Implicazioni rilevanti sulla vita di tutti i giorni - Essere afflitto da disfagia significa sottostare a regole e limitazioni importanti da un punto di vista alimentare, per evitare episodi di soffocamento e problemi di deglutizione. Chi ne soffre conduce una vita diversa dagli altri; sceglie cibi poco allettanti alla vista e al palato per il timore di non riuscire a mangiare, rinuncia alle occasioni di convivialità per l’imbarazzo di alimentarsi con difficoltà e lentezza.  Insomma, pranzo e cena si trasformano da occasioni di gioia a momenti problematici, da gestire con attenzione per evitare conseguenze più importanti, come perdita di peso e malnutrizione. 

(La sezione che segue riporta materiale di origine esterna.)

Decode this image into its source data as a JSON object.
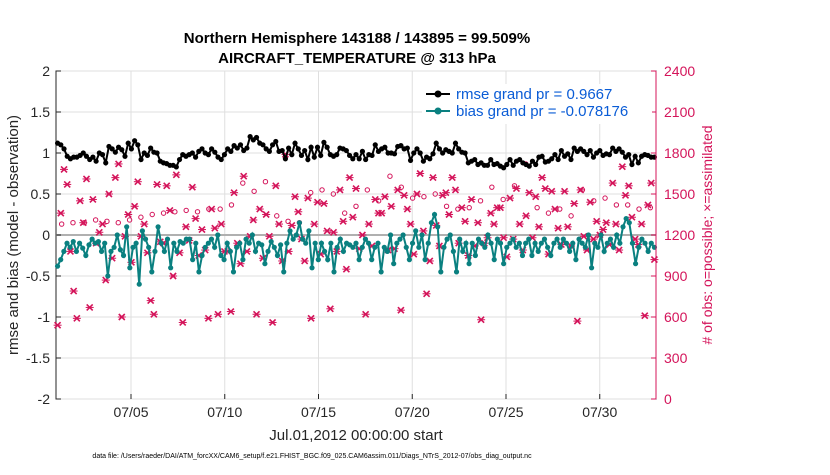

Il primo passo: ripartire dalla buona cucina - Mantova, insieme all’Associazione Salvatore Calabrese, si è presa a cuore questa patologia e con “Cucina di Velluto” ha deciso di offrire il suo supporto ai pazienti disfagici. Partendo dal presupposto che la buona cucina rappresenti il primo passo per il recupero della qualità della vita, ha intrapreso numerose iniziative per aiutare chi soffre di disfagia a recuperare il piacere del cibo. Il focus del progetto è sugli aspetti concreti di gestione della malattia; dai consigli sulla consumazione dei pasti alle indicazioni per preparare ricette gustose, esteticamente belle, saporite al palato e ricche da un punto di vista nutrizionale.

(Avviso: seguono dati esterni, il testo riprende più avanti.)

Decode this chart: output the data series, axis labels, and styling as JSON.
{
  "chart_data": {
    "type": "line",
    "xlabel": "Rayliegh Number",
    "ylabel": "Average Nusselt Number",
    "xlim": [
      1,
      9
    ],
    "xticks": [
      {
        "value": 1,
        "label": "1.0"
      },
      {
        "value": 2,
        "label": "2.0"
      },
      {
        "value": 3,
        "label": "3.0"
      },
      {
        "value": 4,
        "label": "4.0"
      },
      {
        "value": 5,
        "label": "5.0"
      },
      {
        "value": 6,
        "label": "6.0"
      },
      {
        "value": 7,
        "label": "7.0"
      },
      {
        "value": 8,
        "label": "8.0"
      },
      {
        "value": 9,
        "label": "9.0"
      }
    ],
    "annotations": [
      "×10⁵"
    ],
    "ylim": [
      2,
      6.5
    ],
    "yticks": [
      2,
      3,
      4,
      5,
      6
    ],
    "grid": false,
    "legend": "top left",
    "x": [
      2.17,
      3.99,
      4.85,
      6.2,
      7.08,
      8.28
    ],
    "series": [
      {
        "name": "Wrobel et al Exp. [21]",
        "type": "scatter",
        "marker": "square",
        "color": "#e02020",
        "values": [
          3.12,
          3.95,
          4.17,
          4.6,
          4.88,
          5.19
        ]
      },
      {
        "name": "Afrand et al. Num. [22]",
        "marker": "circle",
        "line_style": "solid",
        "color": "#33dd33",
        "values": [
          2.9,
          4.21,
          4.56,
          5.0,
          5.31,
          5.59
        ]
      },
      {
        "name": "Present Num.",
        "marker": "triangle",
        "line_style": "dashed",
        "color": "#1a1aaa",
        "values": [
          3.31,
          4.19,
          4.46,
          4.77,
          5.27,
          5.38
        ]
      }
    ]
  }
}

Ricette gourmet, corsi di cucina, un sito e un libro dedicati - A questo scopo è prevista la creazione di un sito internet ad hoc e un libro sull’argomento, curati dall’Associazione Salvatore Calabrese Onlus. Il libro tratterà la disfagia nelle sue sfaccettature cliniche, etiche, filosofiche grazie all’intervento di esperti del settore e allo stesso tempo raccoglierà una serie di ‘ricette’, anche ‘d’autore’, al fine di ottenere nella preparazione dei pasti la consistenza ottimale per il disfagico.

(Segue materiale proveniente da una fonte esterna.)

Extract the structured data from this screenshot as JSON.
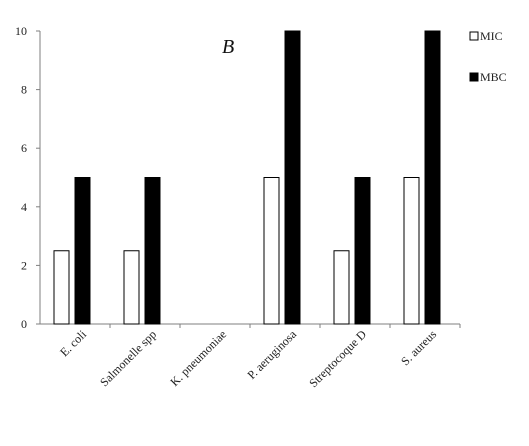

Ritrovare la convivialità di pranzo e cena - Ma “Cucina di Velluto” pone anche l’accento sugli aspetti emotivi della disfagia. Va da sé infatti che il pranzo e la cena sono anche opportunità di incontro e di condivisione, momenti da trascorrere insieme ad amici e parenti godendosi il piacere del tempo insieme.   E  “Cucina di Velluto” vuol restituire ai disfagici il coraggio di osare, partecipando con libertà e senza imbarazzo alle occasioni di socialità. A questo scopo l’iniziativa ha coinvolto i ristoratori della zona per introdurre nei loro menu piatti delicati e di facile deglutizione che favoriscano i momenti di ritrovo e di socialità.